We ate it with pasta but it could also have been served over rice, with potatoes - or even with potatoes cooked in it.

2T veg oil
800g pork

1/2 cup olive oil
2 onions, chopped
2 medium carrots, sliced thin
1/2 courgette, sliced thin
About 1/4-1/2 lb mushrooms, sliced thin
1/2 head garlic, chopped
2 splashes dry sherry
1 tsp oregano
1 enormous bay leaf
3 400ml/14 ox tins tomato
250ml/1 cup chicken stock
1 Tbsp flour
(Would have added dried basil if I'd had it. Instead, chopped up some fresh basil and cilantro and used that as a garnish before serving)

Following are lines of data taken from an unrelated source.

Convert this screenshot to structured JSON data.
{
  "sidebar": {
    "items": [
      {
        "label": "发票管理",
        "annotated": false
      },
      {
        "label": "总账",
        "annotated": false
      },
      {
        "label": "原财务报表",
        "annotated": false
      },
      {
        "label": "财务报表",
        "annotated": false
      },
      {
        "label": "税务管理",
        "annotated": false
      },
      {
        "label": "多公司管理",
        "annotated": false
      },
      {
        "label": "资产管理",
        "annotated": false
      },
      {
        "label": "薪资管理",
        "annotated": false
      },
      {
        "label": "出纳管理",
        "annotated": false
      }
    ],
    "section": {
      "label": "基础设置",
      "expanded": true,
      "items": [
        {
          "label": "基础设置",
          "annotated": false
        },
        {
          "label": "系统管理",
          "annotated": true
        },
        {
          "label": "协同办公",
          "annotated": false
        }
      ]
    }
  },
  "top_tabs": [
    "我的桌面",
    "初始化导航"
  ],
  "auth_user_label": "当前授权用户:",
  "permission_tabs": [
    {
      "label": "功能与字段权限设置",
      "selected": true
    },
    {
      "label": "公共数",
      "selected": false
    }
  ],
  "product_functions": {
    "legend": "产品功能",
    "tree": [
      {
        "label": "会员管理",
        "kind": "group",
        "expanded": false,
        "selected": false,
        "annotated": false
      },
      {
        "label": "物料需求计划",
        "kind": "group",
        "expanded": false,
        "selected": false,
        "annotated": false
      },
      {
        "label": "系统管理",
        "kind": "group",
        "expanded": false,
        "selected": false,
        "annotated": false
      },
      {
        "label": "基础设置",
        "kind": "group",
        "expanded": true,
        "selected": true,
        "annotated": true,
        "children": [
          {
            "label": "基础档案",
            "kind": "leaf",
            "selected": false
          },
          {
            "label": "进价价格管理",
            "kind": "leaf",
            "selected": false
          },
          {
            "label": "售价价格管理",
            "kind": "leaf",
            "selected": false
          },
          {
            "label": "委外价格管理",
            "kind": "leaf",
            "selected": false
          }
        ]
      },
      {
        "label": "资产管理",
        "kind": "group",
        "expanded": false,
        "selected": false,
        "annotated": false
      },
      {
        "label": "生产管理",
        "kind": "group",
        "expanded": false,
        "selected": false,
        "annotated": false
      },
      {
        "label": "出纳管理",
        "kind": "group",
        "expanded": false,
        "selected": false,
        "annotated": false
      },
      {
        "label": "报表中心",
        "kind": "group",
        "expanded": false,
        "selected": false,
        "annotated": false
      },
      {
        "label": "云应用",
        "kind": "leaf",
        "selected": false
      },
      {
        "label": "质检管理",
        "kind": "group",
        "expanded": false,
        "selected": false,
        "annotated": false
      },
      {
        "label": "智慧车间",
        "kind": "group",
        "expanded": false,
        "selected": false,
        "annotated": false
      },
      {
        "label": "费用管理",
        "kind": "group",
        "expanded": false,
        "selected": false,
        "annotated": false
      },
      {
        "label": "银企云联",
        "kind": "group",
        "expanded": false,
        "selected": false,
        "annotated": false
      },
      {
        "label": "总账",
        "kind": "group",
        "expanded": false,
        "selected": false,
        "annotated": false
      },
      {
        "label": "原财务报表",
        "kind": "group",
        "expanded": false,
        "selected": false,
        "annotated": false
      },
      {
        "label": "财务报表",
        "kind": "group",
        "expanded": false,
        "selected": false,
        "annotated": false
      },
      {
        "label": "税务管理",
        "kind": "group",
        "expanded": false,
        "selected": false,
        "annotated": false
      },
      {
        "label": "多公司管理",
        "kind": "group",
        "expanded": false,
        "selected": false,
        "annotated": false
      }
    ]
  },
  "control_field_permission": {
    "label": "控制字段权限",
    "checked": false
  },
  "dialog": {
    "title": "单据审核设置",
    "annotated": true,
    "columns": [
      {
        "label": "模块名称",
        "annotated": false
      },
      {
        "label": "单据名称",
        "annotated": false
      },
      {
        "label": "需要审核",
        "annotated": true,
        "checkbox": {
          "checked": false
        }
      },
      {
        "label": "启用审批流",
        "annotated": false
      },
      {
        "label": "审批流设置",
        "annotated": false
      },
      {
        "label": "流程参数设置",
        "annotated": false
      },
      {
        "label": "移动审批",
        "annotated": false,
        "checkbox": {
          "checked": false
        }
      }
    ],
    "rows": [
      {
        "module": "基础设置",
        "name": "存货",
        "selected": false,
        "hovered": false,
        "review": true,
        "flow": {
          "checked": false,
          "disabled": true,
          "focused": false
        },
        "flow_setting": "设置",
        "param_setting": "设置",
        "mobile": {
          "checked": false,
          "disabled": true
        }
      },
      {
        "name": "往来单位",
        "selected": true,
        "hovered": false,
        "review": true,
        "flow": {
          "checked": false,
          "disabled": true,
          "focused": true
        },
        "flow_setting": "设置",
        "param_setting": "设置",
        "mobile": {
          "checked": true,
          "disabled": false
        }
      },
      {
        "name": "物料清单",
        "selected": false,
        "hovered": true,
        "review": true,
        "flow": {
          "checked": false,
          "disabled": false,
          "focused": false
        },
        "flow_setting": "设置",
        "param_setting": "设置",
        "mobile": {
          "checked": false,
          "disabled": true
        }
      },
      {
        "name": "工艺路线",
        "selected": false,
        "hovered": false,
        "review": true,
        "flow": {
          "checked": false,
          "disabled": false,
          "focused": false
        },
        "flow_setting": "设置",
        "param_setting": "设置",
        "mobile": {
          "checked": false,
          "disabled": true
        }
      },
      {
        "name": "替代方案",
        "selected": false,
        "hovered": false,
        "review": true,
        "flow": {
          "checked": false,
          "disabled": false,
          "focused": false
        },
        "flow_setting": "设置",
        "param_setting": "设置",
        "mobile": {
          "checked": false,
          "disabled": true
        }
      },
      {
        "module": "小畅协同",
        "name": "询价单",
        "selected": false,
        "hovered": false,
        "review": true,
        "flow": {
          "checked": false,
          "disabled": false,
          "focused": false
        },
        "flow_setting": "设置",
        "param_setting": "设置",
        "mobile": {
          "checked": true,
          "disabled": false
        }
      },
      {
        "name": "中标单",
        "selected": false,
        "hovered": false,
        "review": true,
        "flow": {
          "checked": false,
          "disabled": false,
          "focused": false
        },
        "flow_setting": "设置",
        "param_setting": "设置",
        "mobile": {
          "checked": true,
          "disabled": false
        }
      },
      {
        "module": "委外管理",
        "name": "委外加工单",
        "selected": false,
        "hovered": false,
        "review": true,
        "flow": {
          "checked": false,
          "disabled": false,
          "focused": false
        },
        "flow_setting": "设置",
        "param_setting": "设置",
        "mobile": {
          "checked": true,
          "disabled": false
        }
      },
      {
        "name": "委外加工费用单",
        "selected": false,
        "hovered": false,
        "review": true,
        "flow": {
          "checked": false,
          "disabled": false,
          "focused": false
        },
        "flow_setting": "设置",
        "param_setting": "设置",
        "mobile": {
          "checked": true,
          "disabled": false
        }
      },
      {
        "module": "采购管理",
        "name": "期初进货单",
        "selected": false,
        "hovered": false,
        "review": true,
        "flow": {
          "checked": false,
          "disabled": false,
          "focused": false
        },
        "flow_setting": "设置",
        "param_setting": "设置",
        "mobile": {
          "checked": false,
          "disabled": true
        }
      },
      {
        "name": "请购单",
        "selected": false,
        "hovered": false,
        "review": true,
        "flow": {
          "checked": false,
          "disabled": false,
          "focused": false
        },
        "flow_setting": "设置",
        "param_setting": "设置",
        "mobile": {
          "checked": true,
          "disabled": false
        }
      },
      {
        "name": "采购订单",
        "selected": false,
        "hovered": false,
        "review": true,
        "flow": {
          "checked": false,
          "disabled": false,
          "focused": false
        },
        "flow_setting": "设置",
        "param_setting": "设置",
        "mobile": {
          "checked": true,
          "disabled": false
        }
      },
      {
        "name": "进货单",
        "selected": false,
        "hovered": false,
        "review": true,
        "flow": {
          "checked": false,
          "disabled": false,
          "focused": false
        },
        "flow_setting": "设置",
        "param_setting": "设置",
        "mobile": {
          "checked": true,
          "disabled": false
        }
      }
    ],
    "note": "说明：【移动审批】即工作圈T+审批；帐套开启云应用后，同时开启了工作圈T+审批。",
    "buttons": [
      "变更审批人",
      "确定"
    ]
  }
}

Heat veg oil in Dutch oven until very hot. Add cubed meat and brown on all sides. Set aside.

Add olive oil to Dutch oven. Add onion and carrot and saute for a few minutes. Add courgette, mushroom and garlic and cook until veg starts to get soft. Add spices, stir. Add sherry, scraping bottom of pan to remove tasty meat bits. Add tomato and chicken stock. Stir to combine. Bring to boil, then reduce to simmer, put the top and let it cook for at least two hours, stirring occasionally.

When the meat is very soft, remove the lid. Remove about a cup of liquid, and disolve flour in it. Then return flour/broth mixture to the soup. Stir and let cook for a few minutes with the top off, to thicken broth. Season with salt and pepper.